Anger Comes To Teach Us Our Pain
Anger was busting through me. Filling my veins and erupting in my chest. I was angry and I confused it with being at my husband. I rethought it because deep down Guilt told me it was not his fault. But I couldn't blame my daughter because that wouldn't be satisfactory. Because she's just a baby and they can't take responsibility. But I knew that the anger stemmed from me. From feeling like I was worthless and undeserving of getting my way. So I passive aggressively took it out on my husband, withholding my loving action from him. Punishing him for my sorrow. But I knew it wasn't his fault. That he couldn't help not being able to be there for me fully. That he was just a lost child like me inside too. Still, it felt soo good to blame him. Get revenge for my pain. But it was because of something that happened a long time ago. The pain was too familiar and deep. It was time to face it. I recall it from so many other times. When I didn't get my way. The stubborn blame and lashing out at those who were there to take it. My mother. My brother. A friend. A lover. It was time for little me to face her own destruction.

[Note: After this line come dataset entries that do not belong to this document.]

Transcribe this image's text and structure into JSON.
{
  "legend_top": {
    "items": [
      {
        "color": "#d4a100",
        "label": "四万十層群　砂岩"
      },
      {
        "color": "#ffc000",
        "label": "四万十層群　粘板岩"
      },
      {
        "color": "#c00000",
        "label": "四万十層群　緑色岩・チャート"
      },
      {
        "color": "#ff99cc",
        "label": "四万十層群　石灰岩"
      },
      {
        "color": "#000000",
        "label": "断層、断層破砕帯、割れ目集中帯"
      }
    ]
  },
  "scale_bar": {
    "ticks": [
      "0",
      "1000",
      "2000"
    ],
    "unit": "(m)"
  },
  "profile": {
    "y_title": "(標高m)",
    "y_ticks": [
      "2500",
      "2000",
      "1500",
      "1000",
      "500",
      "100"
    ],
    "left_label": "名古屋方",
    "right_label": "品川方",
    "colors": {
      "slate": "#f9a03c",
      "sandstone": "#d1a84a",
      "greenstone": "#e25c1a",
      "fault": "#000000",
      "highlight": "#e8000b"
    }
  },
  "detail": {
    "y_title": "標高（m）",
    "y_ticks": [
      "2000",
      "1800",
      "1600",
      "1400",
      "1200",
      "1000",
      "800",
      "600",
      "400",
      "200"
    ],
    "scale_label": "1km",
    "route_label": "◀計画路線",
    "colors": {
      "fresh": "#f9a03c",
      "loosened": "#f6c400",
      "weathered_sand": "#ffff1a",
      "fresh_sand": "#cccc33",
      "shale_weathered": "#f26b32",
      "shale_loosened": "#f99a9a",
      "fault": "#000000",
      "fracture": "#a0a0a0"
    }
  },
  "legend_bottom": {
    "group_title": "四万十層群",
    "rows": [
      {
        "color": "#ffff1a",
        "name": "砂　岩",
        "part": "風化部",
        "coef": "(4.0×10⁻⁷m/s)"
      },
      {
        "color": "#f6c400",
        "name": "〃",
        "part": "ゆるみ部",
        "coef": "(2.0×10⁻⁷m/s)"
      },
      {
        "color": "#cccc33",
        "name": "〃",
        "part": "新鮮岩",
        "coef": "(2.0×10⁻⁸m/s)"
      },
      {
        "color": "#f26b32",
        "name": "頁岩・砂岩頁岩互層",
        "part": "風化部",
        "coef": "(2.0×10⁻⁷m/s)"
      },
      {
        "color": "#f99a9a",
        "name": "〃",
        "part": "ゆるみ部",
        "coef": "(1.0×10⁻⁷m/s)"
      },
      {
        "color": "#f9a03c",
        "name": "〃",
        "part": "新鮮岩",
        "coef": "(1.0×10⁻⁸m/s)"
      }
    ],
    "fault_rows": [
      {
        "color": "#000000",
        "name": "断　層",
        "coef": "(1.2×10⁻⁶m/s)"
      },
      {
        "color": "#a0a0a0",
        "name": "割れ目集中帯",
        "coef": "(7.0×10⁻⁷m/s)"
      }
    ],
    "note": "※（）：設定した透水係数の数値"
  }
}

The truth was, I was angry that my daughter couldn't sleep because of her trauma feelings, so we could go out for our special outting, angry that I had to be a good mom, not ignore her needs of sleep because that made me selfish and uncaring. And I COULDN'T be that kind of Mom. And I was also angry that the train to get to our destination would take so long, and I'd feel awkward with strangers as usual. And that my daughter would be shunned by one of them as she usually is, unhealthy people are everywhere. I was also angry that I was so needy and immature that I worried about losing my fun and enjoyment. And wouldn't be able to relax to put her to sleep calmly because of it. Her sensing my tension as usual. Last, I was angry that my husband didn't seem to care about me because he couldn't listen last night to my tears and bother coming to hug me. That was the last thing that got in my way of going out to our outing, but I blamed it ALL on that just to show him. The other things did not give me satisfaction. But as I sat there with my anguish, I KNEW it was wrong and wrung my mind to empty it from that blame on my husband. And turn to the truth, the shame if my neediness which was covered with the anger. And then I realized that it was time to change my old belief system and make new memories. Ones that served me, as Ralph Smart says.
Then I set my daughter down and sat by the computer with some snacks to make myself feel calmer. I figured it would do me well to try to find my senses before he came home. It was more subconscious because consciously I was still ready to pounce. Then, amid my delicious coffee and banana nice cream and crackers, I heard a squishy sound. I turned around and there my daughter was, covered in detergent. She learned to unscrew the bottle. I shrieked like a mad woman and grabbed her and put her in the bathtub. Then I grabbed her clothing off and started to rinse her, continuing my screaming. Hell. Then my husband walked in. He said, "what happened?" And I pointed. He said, take a deep breath. I screeched and pushed him, "Don't try to get rid of my anger. Let me scream! I am MAD!" My daughter got more scared from the yelling at him than the yelling from the mess. I slowly calmed down, and yelled at him again because he started cleaning. I said I didn't need him to make it better, besides I wanted to clean it in my way, saving the detergent for later use. After a while, and it was cleaned and he helped me a bit, we spoke about everything calmly. I told him about the Ralph Smart video about being an old soul, meaning that you know what lifestyle you want to follow and you are good at things that you have done other lifetimes. He agreed to being one. And I said we know that life is meant to enjoy, and rules meant to be broken. We spoke about how we needed to let go and enjoy more. I said I don't know what I want sometimes and it causes me to suffer.
Oddly enough, the detergent incident turned out to be good because it let me yell my frustration out. And I feel good about myself for how I handled it. I CAN be a good house-wife, and all the criticism my sister and mother made me feel that I was small and bad at any housekeeping was false. I have known how to do this for lifetimes, it comes natural to me. I am proud of being human and myself. Flaws can be worked on.
Whenever we get upset it comes to teach us our feelings. When we learn where it's from and it's NOT our fault, we can stop feeling the anger and have relief.
Whenever we get upset it comes to teach us our feelings. When we learn where it's from and it's NOT our fault, we can stop feeling the anger and have relief.